Stage 1: Single-Node Pattern Kernels
Add a parallel-patterns demo crate and host harness that can run small
single-node kernels under one process and multiple worker processes. Workers
should be expressible both as same-process threads via the
in-process threading contract and as
independent processes over the SMP substrate, so the rows
distinguish thread-local pick/wake costs from process/IPC boundaries. These
are the first rows needed for the future full-SMP hardware profile that
Scheduler Evolution Phase F.5
treats as its 16/32-core success bar:
static_reduce: successor to the checksum workload, reusable as the sanity baseline.dynamic_pool: uneven task sizes to force runtime scheduling and fairness.barrier_loop: repeated phases to expose barrier and wakeup overhead.scan: prefix computation to exercise ordered fan-in/fan-out.stencil_2d: shared-buffer or private-buffer halo copies inside one node.
Each kernel prints compact structured lines with pattern, workers,
cpus, input_class, verified, work, total, and relevant counters.
Host harness summaries must keep raw logs under target/parallel-patterns/.
The hardware profile should run these kernels at 1, 2, 4, 8, 16, and 32
workers when the machine has enough physical cores, with SMT rows separated.
Stage 2: Memory And IPC Intensive Kernels
After MemoryObject/shared-buffer and IPC paths mature, add:
sparse_spmv: CSR-style row partition with deterministic matrix generator;graph_bfs: synthetic graph frontier with visited-set validation;sort_bucket: bucket partition, prefix counts, local sort, and merge verification;pipeline_stream: bounded service stages with backpressure telemetry.
These kernels should run both thread-local and process/service forms so capOS can distinguish scheduler overhead from IPC, cap-table, shared-buffer, and service-boundary costs. The thread form follows the in-process threading contract; the process and service forms exercise the cross-CPU wake, migration, and stale-context paths that Scheduler Evolution Phase F.5 expects to harden on top of the SMP substrate.
Stage 3: Capability-Native Collectives
Introduce a small collective service or library abstraction before pretending to support MPI. The first operations are:
- barrier;
- broadcast;
- scatter/gather;
- reduce/allreduce;
- scan;
- all-to-all for fixed-size blocks.
Collectives are benchmark subjects and future runtime building blocks, not ambient cluster authority. A caller receives only the communicator/session cap for its benchmark group. Membership, timeout, cancellation, and stale-session behavior are part of the verifier.
Stage 4: Multi-Node Harness
After capOS has a network-capability path suitable for services, add a multi-node harness that can start N capOS guests or capOS plus Linux reference guests under a controlled topology. The first target is not full MPI; it is a capOS-native rank/session model:
- rank membership is represented by explicit capabilities;
- transport authority is scoped to the benchmark group;
- result collection includes per-node raw logs and topology metadata;
- failed, slow, or stale ranks produce controlled errors instead of hanging the harness indefinitely.

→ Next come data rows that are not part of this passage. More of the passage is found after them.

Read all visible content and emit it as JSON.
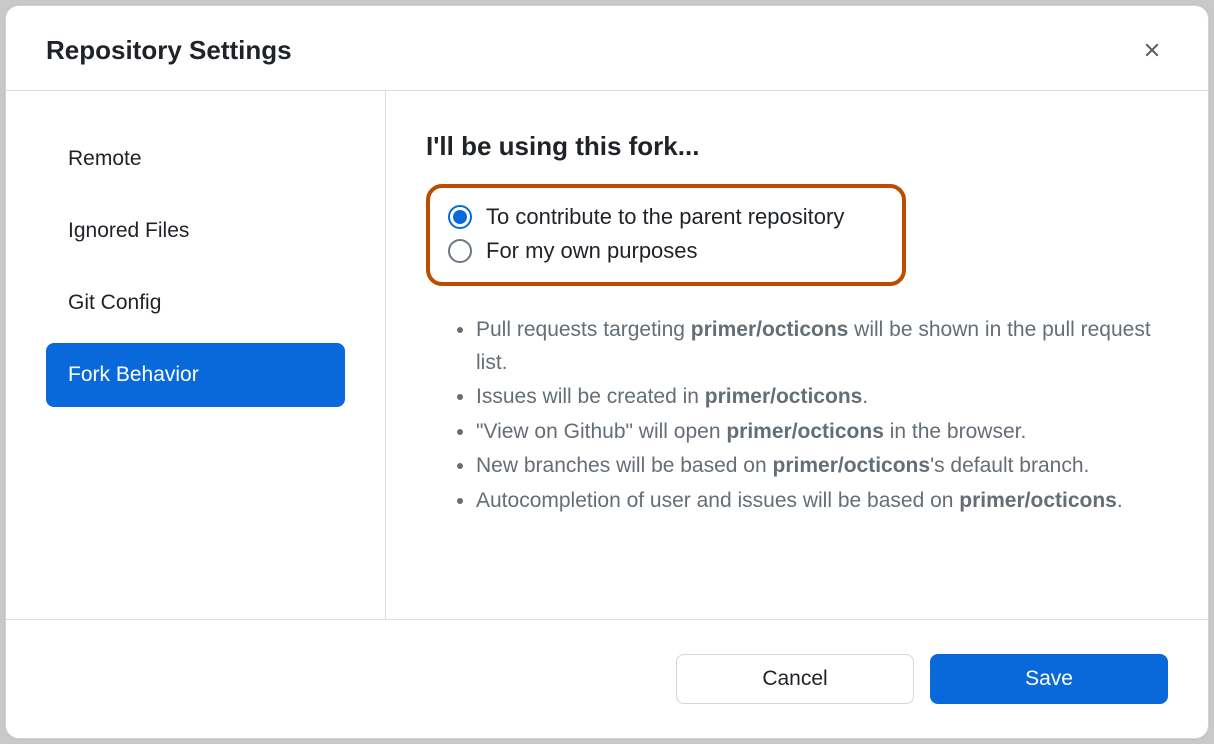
{
  "dialog": {
    "title": "Repository Settings",
    "close_label": "Close"
  },
  "sidebar": {
    "items": [
      {
        "label": "Remote",
        "active": false
      },
      {
        "label": "Ignored Files",
        "active": false
      },
      {
        "label": "Git Config",
        "active": false
      },
      {
        "label": "Fork Behavior",
        "active": true
      }
    ]
  },
  "content": {
    "heading": "I'll be using this fork...",
    "options": [
      {
        "label": "To contribute to the parent repository",
        "checked": true
      },
      {
        "label": "For my own purposes",
        "checked": false
      }
    ],
    "repo": "primer/octicons",
    "bullets": [
      {
        "pre": "Pull requests targeting ",
        "bold": "primer/octicons",
        "post": " will be shown in the pull request list."
      },
      {
        "pre": "Issues will be created in ",
        "bold": "primer/octicons",
        "post": "."
      },
      {
        "pre": "\"View on Github\" will open ",
        "bold": "primer/octicons",
        "post": " in the browser."
      },
      {
        "pre": "New branches will be based on ",
        "bold": "primer/octicons",
        "post": "'s default branch."
      },
      {
        "pre": "Autocompletion of user and issues will be based on ",
        "bold": "primer/octicons",
        "post": "."
      }
    ]
  },
  "footer": {
    "cancel": "Cancel",
    "save": "Save"
  }
}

Only then should capOS attempt NAS-like, HPL-like, HPCG-like, or Graph500-like profiles with clearly labeled deviations from upstream rules.
Authority And Safety Rules
- A benchmark group cap grants participation, not ambient network or process authority.

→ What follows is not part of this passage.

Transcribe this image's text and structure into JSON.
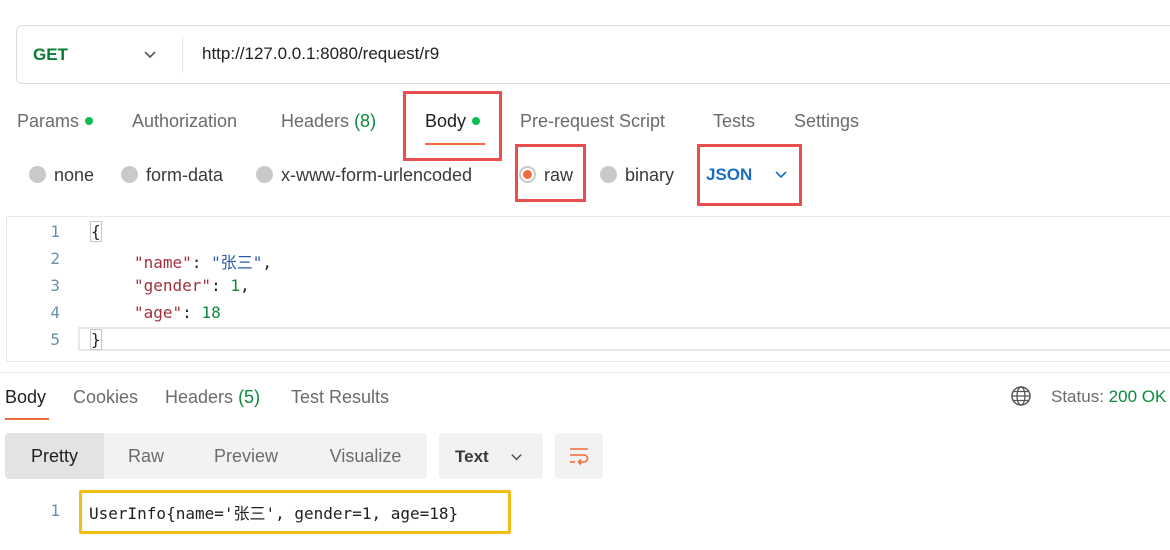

- Distributed pattern kernels must separate control-plane capabilities from data-plane buffers or sockets.
- Every kernel must have bounded allocation, queue, and message sizes.
- Timeouts and cancellation are correctness paths, not harness afterthoughts.
- Result verification must fail closed before speed summaries are accepted.
- Measurement features may add counters, but normal dispatch must remain the code path being evaluated unless the result is labeled as a measure build.
Reporting Format
Pattern results should extend the existing benchmark artifact conventions:
- source commit, manifest, input class, worker/rank count, CPU count, run count;
- host, QEMU/KVM, pinning, SMT/core topology, and network topology;
- capOS authority profile and any benchmark-only feature flags;
- per-run raw logs and
results.csv; - median work and total windows, plus variance;
- verifier status and reason for any
not_applicableordiagnosticresult; - comparison-system mapping, such as OpenMP taskloop, pthreads, MPI collectives, or native Linux process/thread equivalents.
Near-Term Recommendation
Do not start with HPL, HPCG, or Graph500 ports. Start with a small
capOS-native parallel-patterns harness after the current thread-scale
milestone closes. The first five kernels should be static_reduce,
dynamic_pool, barrier_loop, scan, and stencil_2d. That set broadens
coverage from “static independent chunks” to synchronization, irregular
scheduling, ordered reductions, and neighbor exchange while staying within
single-node capOS mechanisms.
When networking and storage mature, extend the same pattern definitions to multi-node and data-intensive variants rather than creating a parallel, unrelated benchmark suite. Pattern adoption stays paced by the substrate it exercises: Scheduler Evolution Phase F.5 gates the 16/32-core single-node rows, the SMP proposal gates the per-CPU substrate those rows depend on, and the in-process threading contract gates the same-process worker forms each pattern kernel needs.